From Your Personal Shopper in London: Burberry’s second half sales up 18%

The increase was driven by strong sales in Britain, France and China, and the company said it was positive on the year ahead.

The 156-year-old seller of raincoats and leather goods reported total revenues of £1.027 billion sterling for the six months to the end of March.

This was in line with analysts’ average forecasts of £1.03 billion.

The company said retail revenues, which now account for 72% of group sales, rose almost a quarter to £743m and that the outlook was good.

Wholesale and licensing sales rose 7% and 5% in the second half of the year, respectively.

Angela Ahrendts, Chief Executive Officer, commented:

“With underlying revenue up 18% in the second half, we are pleased with Burberry’s finish to the year across all channels, regions and product divisions. Looking ahead, while we remain vigilant about the external environment, our global teams continue to focus on optimising our core brand, digital and cultural initiatives, while investing to drive sustainable, profitable growth.”

Retail

Retail sales, which accounted for 72% of total revenue in the second half, grew by 23% on an underlying basis (up 25% at reported FX).

Comparable store sales in the half increased by 12% (Q3: +13%; Q4: +11%). The UK, France and Greater China remained strong, especially in flagship markets. In mainline, average retail selling price was again the key driver of sales growth, helped by greater penetration of Burberry London in both women’s and men’s apparel. Knitwear, men’s tailoring and accessories grew strongly, as did fragrance and watches.

During the second half, Burberry opened 11 mainline stores and closed six. Openings included an 11,000 square foot store in Taipei, the first flagship in this market, an 8,000 square foot flagship in Paris, a third store in Brazil and a second in Mexico. Average retail selling space for the second half increased by 13%.

Wholesale

Wholesale revenue in the second half increased by 7% at constant and reported FX, compared to guidance of mid single-digit percentage growth. Growth was impacted by the planned shift from wholesale to retail in Saudi Arabia and Spain and further rationalisation of the brand’s distribution in the United States and Europe.

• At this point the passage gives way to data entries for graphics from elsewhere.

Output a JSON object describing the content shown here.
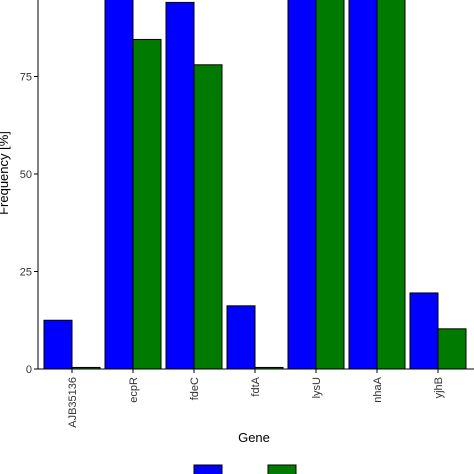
{
  "chart_data": {
    "type": "bar",
    "title": "",
    "xlabel": "Gene",
    "ylabel": "Frequency [%]",
    "ylim": [
      0,
      100
    ],
    "yticks": [
      0,
      25,
      50,
      75
    ],
    "categories": [
      "AJB35136",
      "ecpR",
      "fdeC",
      "fdtA",
      "lysU",
      "nhaA",
      "yjhB"
    ],
    "series": [
      {
        "color": "#0000ff",
        "values": [
          12.5,
          100,
          94,
          16.2,
          100,
          100,
          19.5
        ]
      },
      {
        "color": "#007a00",
        "values": [
          0.4,
          84.5,
          78,
          0.4,
          95,
          100,
          10.3
        ]
      }
    ],
    "grid": false,
    "legend_position": "bottom"
  }
}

Excluding these actions, there was double-digit percentage growth in Emerging Markets, Asia Travel Retail and US department stores, driven by brand momentum and new dedicated shop-in-shops. Core outerwear and large leather goods performed solidly, helped by replenishment.

Licensing

Total licensing revenue in the second half increased by 5% on an underlying basis (up 10% at reported FX), consistent with full year guidance. Japanese licence income was slightly down in the half, largely reflecting the planned termination of certain non-apparel licences. There was excellent growth from the three global product licences (fragrance, watches and eyewear), led by the new Burberry Body fragrance and current season watch collections.

Discussions continue between Burberry and Interparfums regarding the potential establishment of a new operating model for the Burberry fragrance and beauty business.

Outlook

Retail: In the year to 31 March 2013, Burberry plans a 12-14% increase in average retail selling space, with a shift from smaller to larger stores, especially in flagship markets. Burberry expects to open about a net 15 mainline stores, biased towards Emerging Markets and cities with high tourist inflows.

Wholesale: In the six months to 30 September 2012, Burberry projects underlying wholesale revenue to increase by a mid single-digit percentage. Despite further rationalisation of the brand’s distribution in both Europe and the United States, double-digit percentage growth is again expected in key US department store doors, Emerging Markets and Asia Travel Retail.

Licensing: In the year to 31 March 2013, Burberry expects licensing revenue at constant and reported exchange rates to be broadly unchanged year-on-year. The global product licences are again expected to deliver double-digit percentage growth. This will be offset by the planned termination and downsizing of Japanese non-apparel licences.